Idle ‘Day of Action’ draws little interest in Vancouver 0
First Nations protest across Canada in a national “Day of Action” blocking roads and rail lines back East, in addition to rallying outside the Sheraton Wall Centre in Vancouver. (CARMINE MARINELLI/ 24 HOURS)
As aboriginal protesters blocked road-and-rail lines in a “Day of Action” across Canada Wednesday, two dozen First Nations people held a decidedly meeker rally in front of the Sheraton Wall Centre in downtown Vancouver, where the Northern Gateway Joint Review Panel is holding hearings this week.
Aboriginals across the nation erected blockades intended to disrupt the Canadian economy and raise awareness of native issues. In Metro Vancouver, however, their presence barely registered with locals — drawing more attention from media than the public.
The protesters sang, beat drums and spoke out against Enbridge’s plan to build a pipeline from the Alberta oilsands to the west coast and against the ruling Conservative’s support for pipelines. They were joined by about 50 other social and environmental activists.
“The people are exercising discipline in trying to move forward in a peaceful way,” said Frank Brown, a Heiltsuk First Nation member on B.C.’s central coast and director of marine and land stewardship for the Coastal First Nations. “It (illegal actions) depends, I think, on how the government of Canada responds to our plea for justice.

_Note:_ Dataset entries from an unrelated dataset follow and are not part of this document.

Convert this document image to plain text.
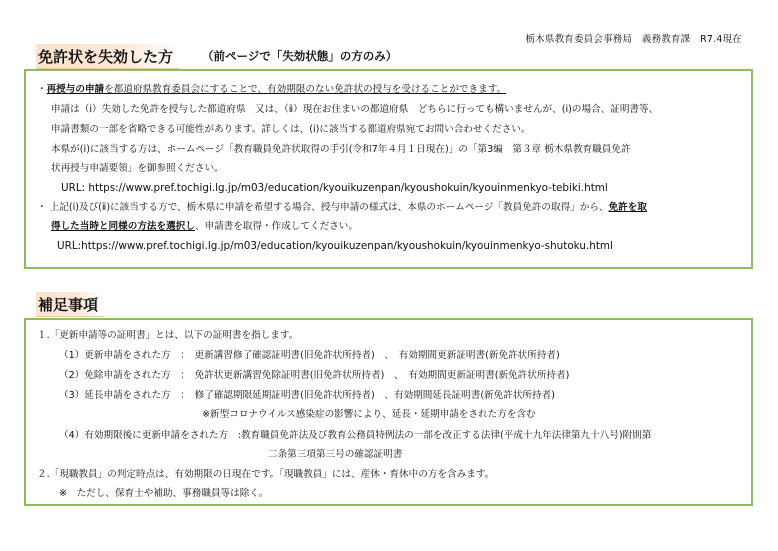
栃木県教育委員会事務局　義務教育課　R7.4現在
免許状を失効した方	（前ページで「失効状態」の方のみ）
・再授与の申請を都道府県教育委員会にすることで、有効期限のない免許状の授与を受けることができます。
申請は（ⅰ）失効した免許を授与した都道府県　又は、（ⅱ）現在お住まいの都道府県　どちらに行っても構いませんが、(ⅰ)の場合、証明書等、
申請書類の一部を省略できる可能性があります。詳しくは、(ⅰ)に該当する都道府県宛てお問い合わせください。
本県が(ⅰ)に該当する方は、ホームページ「教育職員免許状取得の手引(令和7年４月１日現在)」の「第3編　第３章 栃木県教育職員免許
状再授与申請要領」を御参照ください。
URL: https://www.pref.tochigi.lg.jp/m03/education/kyouikuzenpan/kyoushokuin/kyouinmenkyo-tebiki.html
・ 上記(ⅰ)及び(ⅱ)に該当する方で、栃木県に申請を希望する場合、授与申請の様式は、本県のホームページ「教員免許の取得」から、免許を取
得した当時と同様の方法を選択し、申請書を取得・作成してください。
URL:https://www.pref.tochigi.lg.jp/m03/education/kyouikuzenpan/kyoushokuin/kyouinmenkyo-shutoku.html
補足事項
１.「更新申請等の証明書」とは、以下の証明書を指します。
（1）更新申請をされた方　：　更新講習修了確認証明書(旧免許状所持者)　、　有効期間更新証明書(新免許状所持者)
（2）免除申請をされた方　：　免許状更新講習免除証明書(旧免許状所持者)　、　有効期間更新証明書(新免許状所持者)
（3）延長申請をされた方　：　修了確認期限延期証明書(旧免許状所持者)　、有効期間延長証明書(新免許状所持者)
※新型コロナウイルス感染症の影響により、延長・延期申請をされた方を含む
（4）有効期限後に更新申請をされた方　:教育職員免許法及び教育公務員特例法の一部を改正する法律(平成十九年法律第九十八号)附則第
二条第三項第三号の確認証明書
２.「現職教員」の判定時点は、有効期限の日現在です。「現職教員」には、産休・育休中の方を含みます。
※　ただし、保育士や補助、事務職員等は除く。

“We’re not looking for handouts,” he said. “The natural resources have sustained us, and we need intact ecosystems to continue to sustain us. We’re afraid if a catastrophic (oil tanker) accident occurs it will destroy everything.”
At a conference in Ottawa Wednesday on policing costs, B.C. Minister of Justice Shirley Bond said the province’s strategy is to treat the rallies “as peaceful appropriate expressions of peoples’ opinions.”
“We’re working very closely with the police to ensure there is a respectful approach to this,” she said.
Most rallies remained peaceful, but in eastern Ontario, Tyendinaga Mohawks blockaded the main VIA rail corridor between Montreal and Toronto. Other native protestors in Ontario and Manitoba blocked trains and held up traffic.